RhinestoneCowgirl · 14/11/2017 13:47

Yy to whoever said 'cargo cult' and aping private schools. That's exactly it.

Never mind that private schools have bigger budgets and are teaching incredibly privileged students, whereas 1 in 4 of pupils at our school are living in poverty.

OP posts:
insomniac123 · 14/11/2017 13:57

I went to prep school in the 80's (gulp) and we used to have to walk like that. No broken noses or smashed teeth. I wouldn't have a problem with my kids being made to do it.

limitedperiodonly · 15/11/2017 00:57

I agree with DancingLedge who said it's a prison walk. Outrageous.

Why do you have to walk in silence unless it's in a solemn ceremony or you are being punished? I don't think it's a great idea to impose that in prisons either but as I've never been in one I'll confine myself to school, where I have.

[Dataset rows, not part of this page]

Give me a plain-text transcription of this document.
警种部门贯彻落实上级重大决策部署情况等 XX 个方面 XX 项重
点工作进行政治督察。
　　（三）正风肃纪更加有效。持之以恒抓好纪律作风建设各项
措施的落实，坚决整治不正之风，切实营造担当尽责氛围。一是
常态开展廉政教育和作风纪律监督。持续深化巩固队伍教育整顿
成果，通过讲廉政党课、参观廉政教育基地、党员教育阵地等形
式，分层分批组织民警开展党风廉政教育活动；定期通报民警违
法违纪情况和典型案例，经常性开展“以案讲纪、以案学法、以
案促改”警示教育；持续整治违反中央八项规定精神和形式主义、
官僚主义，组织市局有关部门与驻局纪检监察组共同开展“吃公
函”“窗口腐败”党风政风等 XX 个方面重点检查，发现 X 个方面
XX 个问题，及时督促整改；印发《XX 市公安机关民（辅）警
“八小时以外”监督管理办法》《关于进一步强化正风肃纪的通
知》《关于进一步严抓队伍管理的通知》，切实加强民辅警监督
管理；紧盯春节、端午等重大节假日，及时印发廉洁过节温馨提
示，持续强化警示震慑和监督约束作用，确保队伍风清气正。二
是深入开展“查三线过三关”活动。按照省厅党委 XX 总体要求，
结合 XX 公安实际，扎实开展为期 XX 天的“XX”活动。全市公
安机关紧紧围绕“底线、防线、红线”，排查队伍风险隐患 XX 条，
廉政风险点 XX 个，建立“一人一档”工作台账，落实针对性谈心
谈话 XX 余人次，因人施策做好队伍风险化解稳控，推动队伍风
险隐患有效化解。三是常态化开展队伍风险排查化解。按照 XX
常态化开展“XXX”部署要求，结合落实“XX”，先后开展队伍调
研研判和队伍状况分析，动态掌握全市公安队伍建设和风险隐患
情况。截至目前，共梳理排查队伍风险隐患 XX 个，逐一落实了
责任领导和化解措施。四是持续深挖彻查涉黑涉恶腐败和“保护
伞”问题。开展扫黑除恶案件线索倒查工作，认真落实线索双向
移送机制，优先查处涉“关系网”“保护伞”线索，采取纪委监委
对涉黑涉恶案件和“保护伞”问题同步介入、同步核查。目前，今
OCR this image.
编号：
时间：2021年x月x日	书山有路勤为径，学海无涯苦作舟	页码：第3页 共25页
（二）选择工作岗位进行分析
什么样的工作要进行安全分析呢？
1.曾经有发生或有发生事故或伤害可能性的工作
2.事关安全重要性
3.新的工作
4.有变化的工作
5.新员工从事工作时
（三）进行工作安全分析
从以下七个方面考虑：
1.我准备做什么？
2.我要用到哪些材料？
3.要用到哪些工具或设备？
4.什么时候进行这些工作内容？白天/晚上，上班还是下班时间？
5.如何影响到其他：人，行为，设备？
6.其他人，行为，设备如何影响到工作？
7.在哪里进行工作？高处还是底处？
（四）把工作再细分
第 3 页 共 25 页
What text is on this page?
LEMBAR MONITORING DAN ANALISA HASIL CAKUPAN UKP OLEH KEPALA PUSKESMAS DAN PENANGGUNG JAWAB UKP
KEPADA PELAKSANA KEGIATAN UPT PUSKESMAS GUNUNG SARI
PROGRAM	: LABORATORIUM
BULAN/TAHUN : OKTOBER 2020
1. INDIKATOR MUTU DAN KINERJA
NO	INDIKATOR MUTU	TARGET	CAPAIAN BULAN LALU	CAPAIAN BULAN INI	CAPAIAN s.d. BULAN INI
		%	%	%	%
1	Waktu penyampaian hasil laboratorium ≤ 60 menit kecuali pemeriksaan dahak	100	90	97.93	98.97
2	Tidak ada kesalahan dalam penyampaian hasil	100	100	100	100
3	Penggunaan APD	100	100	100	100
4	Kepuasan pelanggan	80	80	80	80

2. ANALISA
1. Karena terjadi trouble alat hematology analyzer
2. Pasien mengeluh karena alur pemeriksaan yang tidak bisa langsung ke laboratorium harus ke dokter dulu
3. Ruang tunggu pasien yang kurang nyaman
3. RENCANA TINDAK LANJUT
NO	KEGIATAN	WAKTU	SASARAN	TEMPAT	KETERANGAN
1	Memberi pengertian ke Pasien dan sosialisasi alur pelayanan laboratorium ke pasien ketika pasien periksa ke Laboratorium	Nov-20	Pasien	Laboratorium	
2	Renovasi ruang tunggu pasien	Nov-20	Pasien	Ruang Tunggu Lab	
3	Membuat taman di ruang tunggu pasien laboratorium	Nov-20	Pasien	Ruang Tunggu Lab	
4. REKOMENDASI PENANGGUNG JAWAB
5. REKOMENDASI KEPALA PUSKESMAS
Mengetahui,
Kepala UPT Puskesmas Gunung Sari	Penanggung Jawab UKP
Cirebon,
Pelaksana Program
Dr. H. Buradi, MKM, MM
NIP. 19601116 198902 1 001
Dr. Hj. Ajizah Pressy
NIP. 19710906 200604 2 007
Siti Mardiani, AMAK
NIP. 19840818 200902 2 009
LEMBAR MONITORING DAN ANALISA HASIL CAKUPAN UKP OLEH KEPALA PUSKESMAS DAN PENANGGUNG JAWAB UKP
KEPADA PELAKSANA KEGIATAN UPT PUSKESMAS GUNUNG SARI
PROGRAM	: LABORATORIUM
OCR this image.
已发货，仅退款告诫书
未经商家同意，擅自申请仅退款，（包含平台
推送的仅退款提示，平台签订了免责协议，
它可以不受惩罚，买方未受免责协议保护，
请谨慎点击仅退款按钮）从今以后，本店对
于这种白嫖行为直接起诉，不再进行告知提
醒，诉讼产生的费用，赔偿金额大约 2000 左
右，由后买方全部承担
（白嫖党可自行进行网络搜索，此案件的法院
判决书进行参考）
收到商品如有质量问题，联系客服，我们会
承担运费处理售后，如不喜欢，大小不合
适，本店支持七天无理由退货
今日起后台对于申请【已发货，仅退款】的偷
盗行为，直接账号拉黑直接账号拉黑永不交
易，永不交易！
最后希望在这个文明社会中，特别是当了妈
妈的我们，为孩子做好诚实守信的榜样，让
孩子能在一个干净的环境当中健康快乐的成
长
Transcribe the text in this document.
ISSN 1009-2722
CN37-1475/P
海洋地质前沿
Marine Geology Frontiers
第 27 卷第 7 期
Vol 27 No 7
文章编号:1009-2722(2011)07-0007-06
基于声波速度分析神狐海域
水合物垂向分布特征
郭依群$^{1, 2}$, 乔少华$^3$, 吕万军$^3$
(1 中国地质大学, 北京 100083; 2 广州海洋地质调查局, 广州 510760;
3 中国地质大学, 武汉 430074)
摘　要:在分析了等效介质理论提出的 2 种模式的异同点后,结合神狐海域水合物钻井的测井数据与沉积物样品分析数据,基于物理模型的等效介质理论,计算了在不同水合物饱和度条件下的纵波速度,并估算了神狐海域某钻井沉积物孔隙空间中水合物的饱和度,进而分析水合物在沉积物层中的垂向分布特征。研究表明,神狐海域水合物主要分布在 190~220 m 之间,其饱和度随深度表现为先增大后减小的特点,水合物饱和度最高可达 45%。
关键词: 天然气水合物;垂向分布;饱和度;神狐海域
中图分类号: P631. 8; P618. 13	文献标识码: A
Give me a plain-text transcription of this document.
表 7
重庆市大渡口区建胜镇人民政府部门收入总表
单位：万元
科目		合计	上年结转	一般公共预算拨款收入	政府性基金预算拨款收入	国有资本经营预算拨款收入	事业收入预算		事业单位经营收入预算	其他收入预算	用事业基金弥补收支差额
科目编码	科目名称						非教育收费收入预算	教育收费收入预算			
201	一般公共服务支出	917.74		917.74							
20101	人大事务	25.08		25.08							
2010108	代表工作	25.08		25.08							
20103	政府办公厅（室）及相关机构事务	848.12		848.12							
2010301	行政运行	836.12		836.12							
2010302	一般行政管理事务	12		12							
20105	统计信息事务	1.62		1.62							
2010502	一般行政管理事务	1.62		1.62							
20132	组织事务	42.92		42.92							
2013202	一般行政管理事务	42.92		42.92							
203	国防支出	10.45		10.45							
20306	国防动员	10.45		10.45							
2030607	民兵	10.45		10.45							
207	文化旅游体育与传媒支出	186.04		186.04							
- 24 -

The more I hear, the more I appreciate my headteacher and his staff. My secondary was a big school and the first years were let out 20 minutes' early in the first term to give them a head start to the station because the head sensibly realised that little 11-year-olds from small primaries would be overwhelmed by hulking teenagers.

But in the new year, everyone was expected to cope with leaving together and as far as I know they did. That was because we all mixed in classroom changes. There was a tower block of five floors with two wide staircases - blue for up, green for down - and though I suppose it must have happened, I don't remember anyone deliberately taking the wrong staircase. Not because all the pupils were angels, but because you couldn't fight against the tide.

Shockingly, we were allowed to talk and there were no rules on where we put our hands (unless they were on other people, but the head didn't feel the need to spell that out) while transferring between classes.

The only rules were that you didn't run - generally not possible - and that the big sports bags that some boys liked to carry could not be slung over the shoulder because you could bash someone's face in a crowd.

It was definitely noisy but what's wrong with that as long as pupils are quiet in lessons? Writing that makes me realise that we could have a five-minute changeover where we could all jabber like mad and then get down to learning. He was pretty sensible, that head.

limitedperiodonly · 15/11/2017 01:08

No broken noses or smashed teeth.

That sounds like a hardcore prep school insomniac123

I've used the London Underground for 30 years and have never suffered such injuries even though it gets a bit crowded at times.